The jailers lock the gate and turn the key,
But light and thought remain forever free.
10. The Trial of the Mind (A Petrarchan Sonnet)
They sought to "drill through to his sanity,"
With silence as a sharpened, clinical tool,
To turn the scholar to a stuttering fool,
And drown his voice in vast inanity.
But he found refuge in humanity,
By clinging to the poet's rigid rule;
In that dry heat, he found a mental pool,
To wash away the state's profanity.
He built a bridge of breath and memory,
Linking the Kaduna cell to forest floors,
And ancient myths of gods and bravery.
He walked through locked and bolted iron doors,
Rejecting every mask of slavery,
To stand as master of his internal shores.
11. The Broken Silence (A Shakespearean Sonnet)

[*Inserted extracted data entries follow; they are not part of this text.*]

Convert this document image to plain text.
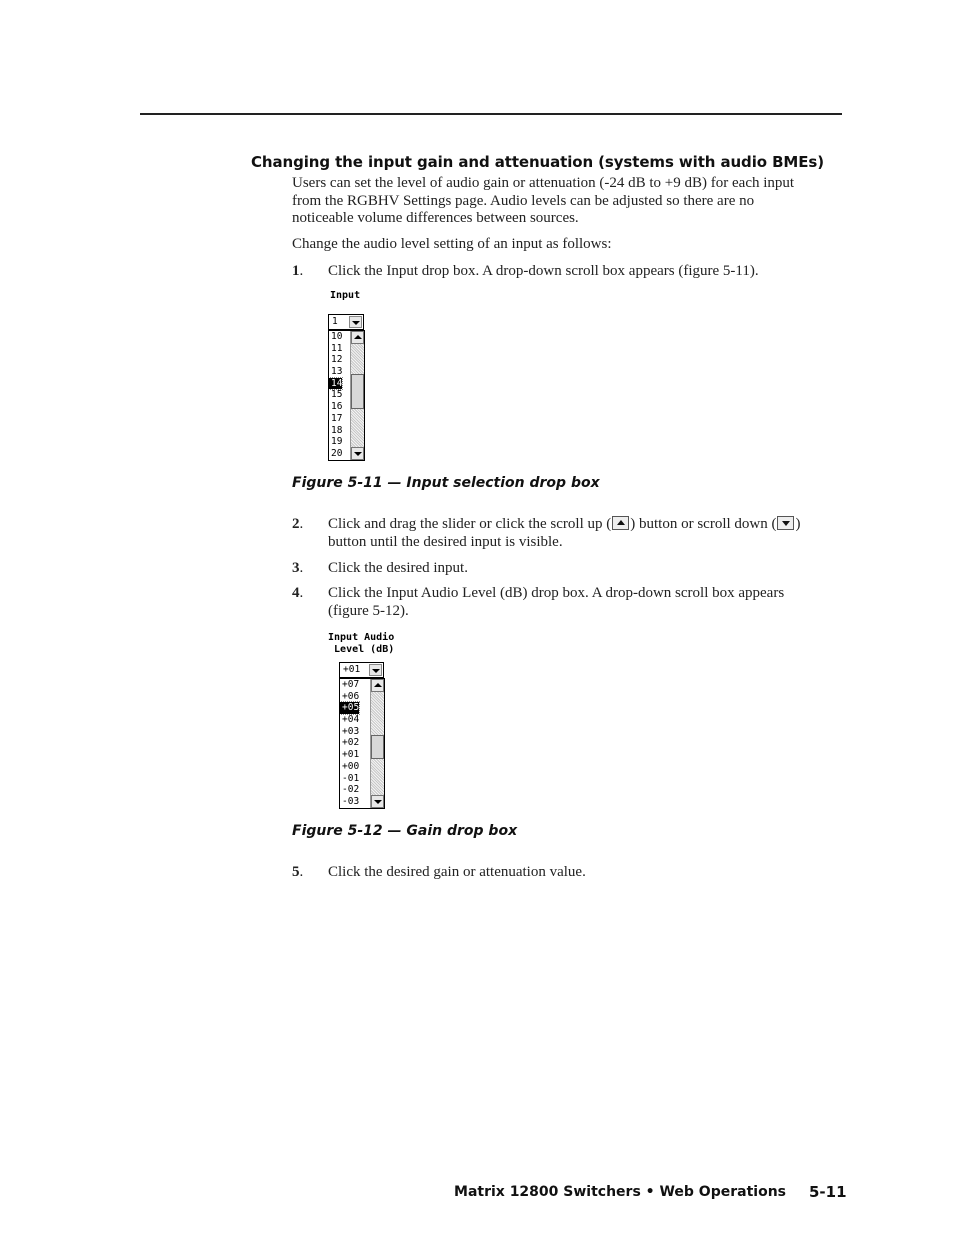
Changing the input gain and attenuation (systems with audio BMEs)
Users can set the level of audio gain or attenuation (-24 dB to +9 dB) for each input
from the RGBHV Settings page. Audio levels can be adjusted so there are no
noticeable volume differences between sources.
Change the audio level setting of an input as follows:
1. Click the Input drop box. A drop-down scroll box appears (figure 5-11).
Input
1
10
11
12
13
14
15
16
17
18
19
20
Figure 5-11 — Input selection drop box
2. Click and drag the slider or click the scroll up ( ) button or scroll down ( )
button until the desired input is visible.
3. Click the desired input.
4. Click the Input Audio Level (dB) drop box. A drop-down scroll box appears
(figure 5-12).
Input Audio
Level (dB)
+01
+07
+06
+05
+04
+03
+02
+01
+00
-01
-02
-03
Figure 5-12 — Gain drop box
5. Click the desired gain or attenuation value.
Matrix 12800 Switchers • Web Operations 5-11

The walls have ears, but he has tongue and pen,
(Though ink is hidden in a hollowed frame);
He writes for all the "living-dead" of men,
Who have no voice to speak their bitter name.
The shuttle flies until the cloth is thick,
A shroud for tyrants, or a flag for truth;
Each heartbeat is a steady, rhythmic tick,
That counts the stolen summers of his youth.
But when the gates at last are swung aside,
The "Man" emerges, tempered by the fire,
With nothing left to fear and naught to hide,
A seasoned string upon a nation's lyre.
The crypt is empty, but the songs remain,
To break the link of every mental chain.